Staggering up from the anchorage was a figure in pitiful rags with big, poppy white eyes staring glassily out of a face as black as ink. The figure’s hands were cut and bleeding and it wore, tied about its head, a strip of calico torn from its shirt which lay open, exposing a chest as black as its face. It was several seconds before both the boys recognized this object clearly, and exclaimed in a simultaneous gasp:
“Quatty!”
Quatty it was; but a very different Quatty from the usual debonair black answering to that name. It was more like a ghost of Quatty. It was not till he had been restored with coffee and food that the unfortunate negro was able to render a clear account of himself.
His news was sufficiently disquieting.
“Ah sat der in de lilly canvas boat foh more’n hour,” he said, after he had detailed the rest of the boys’ adventures since leaving the camp, “an’ waited fo’ dem to come back. Ah tho’ght fum de fus’ it was a bobbery kin’ of fing to do, but Marse Frank and Marse Harry——”
“That will do, Quatty,” said Billy checking the garrulous black, “keep to your story.”
“Wall, sah,” continued Quatty, “I laid dere in de boat waitin’,—it might have been up’ards of an hour—as I said—when I hears de most confounded debbil racket of dogs yelping an’ shoutin’ as ever I did hear—yes, sah. Wall, thinks I, I can creep through the saw-grass a bit an’ see what it is, an’ I does;—den I sees Marse Frank and Harry and a lot of fellers that looked like Chinaman only smaller, an’ a big man who seemed to be boss. Dey had dem two poor boys prisoners an’ fum de looks ob dem I knew I couldn’t hev done no good dere, so I jes’ gets in de boat and paddles and poles back yar and I declare I was mos’ tuckered when dat misbul, ignant savage yander, Po’k Chops, seen me an’ was no mo’ of a gen’l’man dan to run fo’ he life like I been a duppy.”

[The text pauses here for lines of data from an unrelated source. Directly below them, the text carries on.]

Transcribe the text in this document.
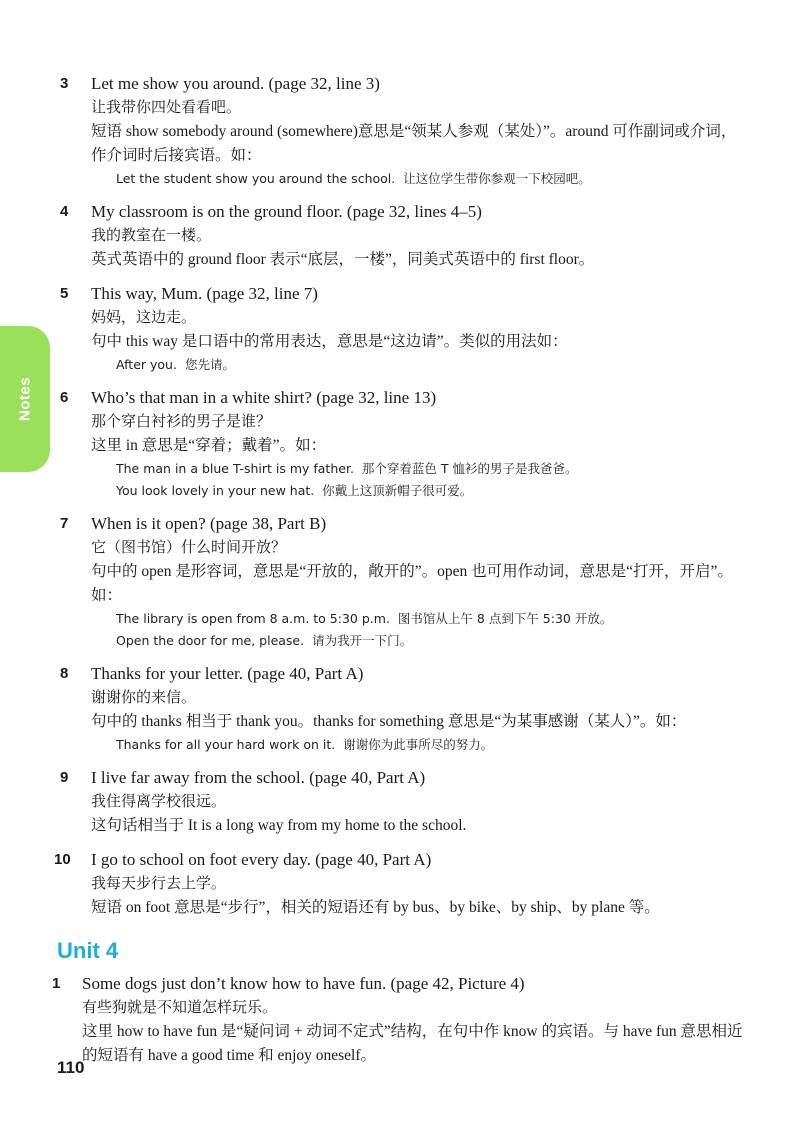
Notes
3	Let me show you around. (page 32, line 3)
让我带你四处看看吧。
短语 show somebody around (somewhere)意思是“领某人参观（某处）”。around 可作副词或介词，作介词时后接宾语。如：
Let the student show you around the school. 让这位学生带你参观一下校园吧。
4	My classroom is on the ground floor. (page 32, lines 4–5)
我的教室在一楼。
英式英语中的 ground floor 表示“底层，一楼”，同美式英语中的 first floor。
5	This way, Mum. (page 32, line 7)
妈妈，这边走。
句中 this way 是口语中的常用表达，意思是“这边请”。类似的用法如：
After you. 您先请。
6	Who’s that man in a white shirt? (page 32, line 13)
那个穿白衬衫的男子是谁？
这里 in 意思是“穿着；戴着”。如：
The man in a blue T-shirt is my father. 那个穿着蓝色 T 恤衫的男子是我爸爸。
You look lovely in your new hat. 你戴上这顶新帽子很可爱。
7	When is it open? (page 38, Part B)
它（图书馆）什么时间开放？
句中的 open 是形容词，意思是“开放的，敞开的”。open 也可用作动词，意思是“打开，开启”。如：
The library is open from 8 a.m. to 5:30 p.m. 图书馆从上午 8 点到下午 5:30 开放。
Open the door for me, please. 请为我开一下门。
8	Thanks for your letter. (page 40, Part A)
谢谢你的来信。
句中的 thanks 相当于 thank you。thanks for something 意思是“为某事感谢（某人）”。如：
Thanks for all your hard work on it. 谢谢你为此事所尽的努力。
9	I live far away from the school. (page 40, Part A)
我住得离学校很远。
这句话相当于 It is a long way from my home to the school.
10	I go to school on foot every day. (page 40, Part A)
我每天步行去上学。
短语 on foot 意思是“步行”，相关的短语还有 by bus、by bike、by ship、by plane 等。
Unit 4
1	Some dogs just don’t know how to have fun. (page 42, Picture 4)
有些狗就是不知道怎样玩乐。
这里 how to have fun 是“疑问词 + 动词不定式”结构，在句中作 know 的宾语。与 have fun 意思相近的短语有 have a good time 和 enjoy oneself。
110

Of course the first part of his narrative, which is already familiar to our readers, had put the boys in possession of the facts about the Golden Eagle II and the reason they got no answer to their calls. After wirelessing Lieutenant Selby the momentous news the boys held a long consultation, while Pork Chops and Quatty sat on opposite sides of the camp-fire and glowered at each other.
The upshot of their discussion was that it was their duty to set out immediately and if possible recover the air-ship and rescue the boys. It was a plan full of risks, but where the lives of their comrades were at stake neither boy felt inclined to hold back. As Quatty’s strength had by now quite returned, with the quick recuperative powers of the out-door negro, and he was quite sure he could guide them to the mound-builders’ island, as well by night as by day, they agreed to start at once.
The canoes were hastily loaded with duffle and as, with Lathrop and Billy in one and Quatty leading in the other, they made their way along the dark channels, Lathrop was blessing the days back in old New York when he had determined to learn to run an aeroplane.